La transición energética de Finlandia: entre la tradición y el futuro verde

Finlandia se encuentra en una posición estratégica en el mapa energético europeo. Históricamente, el país ha dependido de una combinación diversa de fuentes, donde la energía térmica —que engloba el uso del carbón, el gas natural y el petróleo— ha ocupado el primer lugar en términos de capacidad instalada. Sin embargo, las dinámicas geopolíticas y climáticas recientes han acelerado una transformación profunda hacia la sostenibilidad.

Para equilibrar su matriz y reducir las emisiones de gases de efecto invernadero, la nación nórdica confía plenamente en pilares de baja emisión como la energía hidroeléctrica y, de manera muy destacada, la energía nuclear. Esta última se ha consolidado como una herramienta fundamental para garantizar el suministro eléctrico continuo y estable durante los crudos inviernos, logrando descarbonizar el mercado a gran escala.
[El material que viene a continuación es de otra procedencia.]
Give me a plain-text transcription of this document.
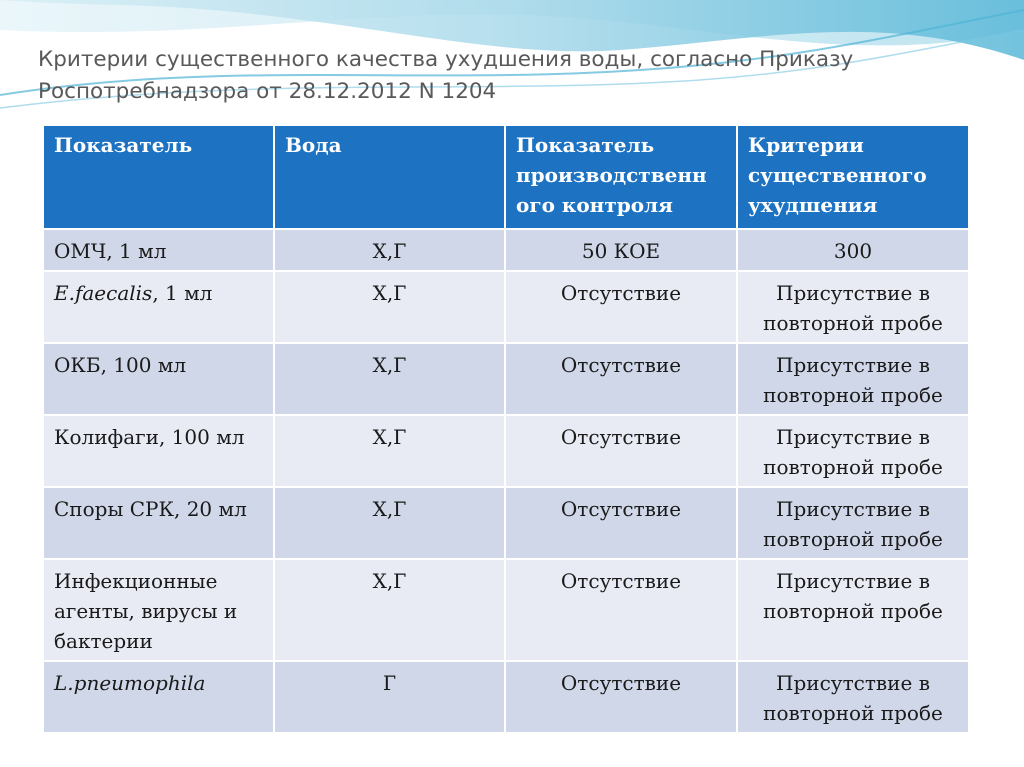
Критерии существенного качества ухудшения воды, согласно Приказу
Роспотребнадзора от 28.12.2012 N 1204
Показатель	Вода	Показатель производственн ого контроля	Критерии существенного ухудшения
ОМЧ, 1 мл	Х,Г	50 КОЕ	300
E.faecalis, 1 мл	Х,Г	Отсутствие	Присутствие в повторной пробе
ОКБ, 100 мл	Х,Г	Отсутствие	Присутствие в повторной пробе
Колифаги, 100 мл	Х,Г	Отсутствие	Присутствие в повторной пробе
Споры СРК, 20 мл	Х,Г	Отсутствие	Присутствие в повторной пробе
Инфекционные агенты, вирусы и бактерии	Х,Г	Отсутствие	Присутствие в повторной пробе
L.pneumophila	Г	Отсутствие	Присутствие в повторной пробе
Paralelamente, las fuentes renovables no convencionales avanzan a pasos agigantados. La energía eólica y la bioenergía ocupan un lugar cada vez más relevante en el mix energético. El aprovechamiento de la biomasa, impulsado por la fuerte industria forestal del país, junto con masivas inversiones en parques eólicos tanto terrestres como marinos, están desplazando progresivamente a los combustibles fósiles. De este modo, Finlandia avanza con paso firme hacia su ambiciosa meta de neutralidad climática, demostrando que la seguridad energética y la ecología pueden ir de la mano.